Laval was sent to Halifax to pick it up. I got a glimpse of the tug leaving port December 4, 1979 and well recall my frustration in not getting a photo. [I think I am still frustrated actually.]

After a number of ownership changes the tug was finally acquired by Groupe Ocean and renamed. It was then fitted with barge connectors for ATB work and the barge Betsiamites was rebuilt to carry chips. The third barge was renamed Jean-Raymond but was really mis-matched and not used much as planned.

The tug and barge duo have worked up the St.Lawrence River as far as Trois-Rivieres, and as far east as Point Tupper, NS but never for very long periods of time. The tug itself also did duty as standby tug at Iroquois Lock last year when the St.Lawrence Seaway had to increase water flow rates.
I doubt that it was an ideal tug for that job, and has been replaced this year by Ocean K. Rusby.

Ocean Echo II spent the winter at Port Hawksbury, so this move must have been in the planning stages since last year.

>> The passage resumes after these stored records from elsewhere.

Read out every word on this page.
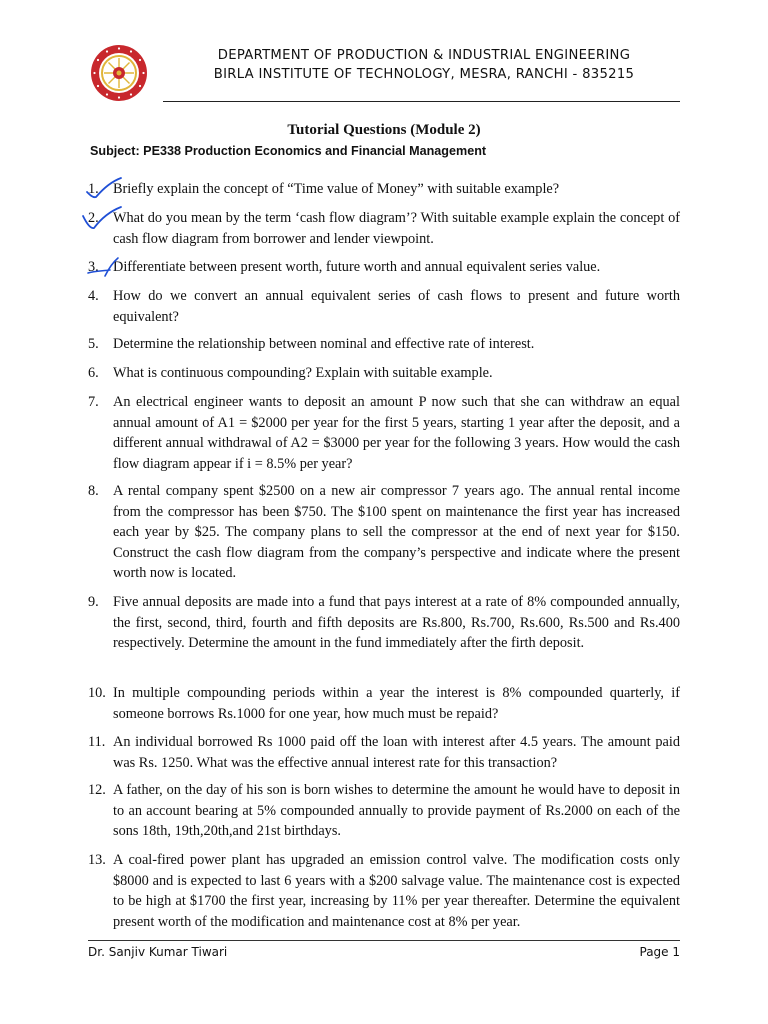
DEPARTMENT OF PRODUCTION & INDUSTRIAL ENGINEERING
BIRLA INSTITUTE OF TECHNOLOGY, MESRA, RANCHI - 835215
Tutorial Questions (Module 2)
Subject: PE338 Production Economics and Financial Management
1. Briefly explain the concept of “Time value of Money” with suitable example?
2. What do you mean by the term ‘cash flow diagram’? With suitable example explain the concept of cash flow diagram from borrower and lender viewpoint.
3. Differentiate between present worth, future worth and annual equivalent series value.
4. How do we convert an annual equivalent series of cash flows to present and future worth equivalent?
5. Determine the relationship between nominal and effective rate of interest.
6. What is continuous compounding? Explain with suitable example.
7. An electrical engineer wants to deposit an amount P now such that she can withdraw an equal annual amount of A1 = $2000 per year for the first 5 years, starting 1 year after the deposit, and a different annual withdrawal of A2 = $3000 per year for the following 3 years. How would the cash flow diagram appear if i = 8.5% per year?
8. A rental company spent $2500 on a new air compressor 7 years ago. The annual rental income from the compressor has been $750. The $100 spent on maintenance the first year has increased each year by $25. The company plans to sell the compressor at the end of next year for $150. Construct the cash flow diagram from the company’s perspective and indicate where the present worth now is located.
9. Five annual deposits are made into a fund that pays interest at a rate of 8% compounded annually, the first, second, third, fourth and fifth deposits are Rs.800, Rs.700, Rs.600, Rs.500 and Rs.400 respectively. Determine the amount in the fund immediately after the firth deposit.
10. In multiple compounding periods within a year the interest is 8% compounded quarterly, if someone borrows Rs.1000 for one year, how much must be repaid?
11. An individual borrowed Rs 1000 paid off the loan with interest after 4.5 years. The amount paid was Rs. 1250. What was the effective annual interest rate for this transaction?
12. A father, on the day of his son is born wishes to determine the amount he would have to deposit in to an account bearing at 5% compounded annually to provide payment of Rs.2000 on each of the sons 18th, 19th,20th,and 21st birthdays.
13. A coal-fired power plant has upgraded an emission control valve. The modification costs only $8000 and is expected to last 6 years with a $200 salvage value. The maintenance cost is expected to be high at $1700 the first year, increasing by 11% per year thereafter. Determine the equivalent present worth of the modification and maintenance cost at 8% per year.
Dr. Sanjiv Kumar Tiwari	Page 1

The tug and tow sailed April 5 for Saint John, NB. The Groupe Ocean trailing suction hopper dredge Ocean Traverse Nord is already there. Usually dredging in Saint John does not start until after the spring "freshet" (meaning "flood") washes silt down the Saint John River. I therefore assume that there is some contract dredging to perform. This is hard to imagine right in the backyard of Harbour Development Ltd.